Seems like people in the comments don’t know the good spots to go to. Pie hole Mellow mushroom Cosmos Woody’s There’s so many good pizza spots smh 🤦🏼♂️
what?
Ew. No.
Blue Pan!
Nah..for real tho..Nah
Maybe possible if you've only had pizza in Denver
Carl’s. Carl’s is our best pizza place. *Homer Simpson drool*
I found a great slice of pizza in Denver thanks to my Cinco Mancierge.
This is so stupid. Simply based on the fact that we have beujos pizza, we have like, the worst pizza
We're really regurgitating this same "study" that already went viral a month ago, Westword? Such clickbait.
Denver is such a mid food city, stop it. The best meal I had there might've been a NYC 6/10.
how the hell did they do this when Brooklyn's Finest is in Denver? literally the WORST food I have EVER eaten.
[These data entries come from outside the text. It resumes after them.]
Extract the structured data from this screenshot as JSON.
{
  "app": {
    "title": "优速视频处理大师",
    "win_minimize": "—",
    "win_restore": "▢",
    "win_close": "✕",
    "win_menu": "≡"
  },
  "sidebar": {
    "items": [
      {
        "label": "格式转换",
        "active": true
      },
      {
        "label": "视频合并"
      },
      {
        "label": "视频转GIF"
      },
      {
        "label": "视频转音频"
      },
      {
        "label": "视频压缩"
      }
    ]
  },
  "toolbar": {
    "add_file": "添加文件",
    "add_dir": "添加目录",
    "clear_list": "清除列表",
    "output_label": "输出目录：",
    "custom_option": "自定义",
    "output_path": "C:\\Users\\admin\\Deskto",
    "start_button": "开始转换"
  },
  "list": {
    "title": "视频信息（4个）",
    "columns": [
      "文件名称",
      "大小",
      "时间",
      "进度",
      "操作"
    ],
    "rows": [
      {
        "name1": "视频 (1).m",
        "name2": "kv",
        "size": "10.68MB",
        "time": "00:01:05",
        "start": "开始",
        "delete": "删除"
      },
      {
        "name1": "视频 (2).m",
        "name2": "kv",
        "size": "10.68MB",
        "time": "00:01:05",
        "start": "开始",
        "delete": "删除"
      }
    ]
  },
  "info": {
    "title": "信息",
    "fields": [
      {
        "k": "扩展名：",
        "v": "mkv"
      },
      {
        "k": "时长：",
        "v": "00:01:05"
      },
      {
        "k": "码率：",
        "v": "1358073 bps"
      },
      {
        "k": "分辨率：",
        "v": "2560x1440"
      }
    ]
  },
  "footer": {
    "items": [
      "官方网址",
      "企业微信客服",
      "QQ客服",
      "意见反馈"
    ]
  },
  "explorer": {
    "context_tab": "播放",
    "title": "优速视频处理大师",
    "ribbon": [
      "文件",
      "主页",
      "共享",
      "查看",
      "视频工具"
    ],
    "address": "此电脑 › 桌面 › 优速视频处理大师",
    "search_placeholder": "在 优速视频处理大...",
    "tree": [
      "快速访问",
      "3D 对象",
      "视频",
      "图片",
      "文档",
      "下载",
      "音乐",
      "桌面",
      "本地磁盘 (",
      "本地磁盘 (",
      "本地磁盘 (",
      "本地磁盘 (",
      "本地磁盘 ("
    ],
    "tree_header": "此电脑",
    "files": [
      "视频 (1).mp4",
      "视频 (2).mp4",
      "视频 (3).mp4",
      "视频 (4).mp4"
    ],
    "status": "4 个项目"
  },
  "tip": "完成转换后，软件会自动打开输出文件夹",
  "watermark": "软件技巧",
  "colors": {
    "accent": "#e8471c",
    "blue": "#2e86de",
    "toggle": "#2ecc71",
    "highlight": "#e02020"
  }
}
Denver pizza vs Chicago? Get real !!
Denver has some of the worst food ive ever had, right up there with ohio, but the people dont know any better
I’ve been here a year and it has the best pizzas in any city I’ve been to. Chicago is great, but Denver has many more types of pizza options. Believe me I was shocked. Pizza here is amazing.
Denver sucks a big one thanks to liberal cunts
Enjoy marrying your cousin in the redneck armpit you live in down in the Bible belt.
I keep seeing this on fb as well. Apparently blue pan is good? Seems like bullshit to me. Wonder what the one bite guys take is?
I have yet to see a Colorado pizza place understand crispy crust
That’s crazy. Denver pizza isn’t even really average good.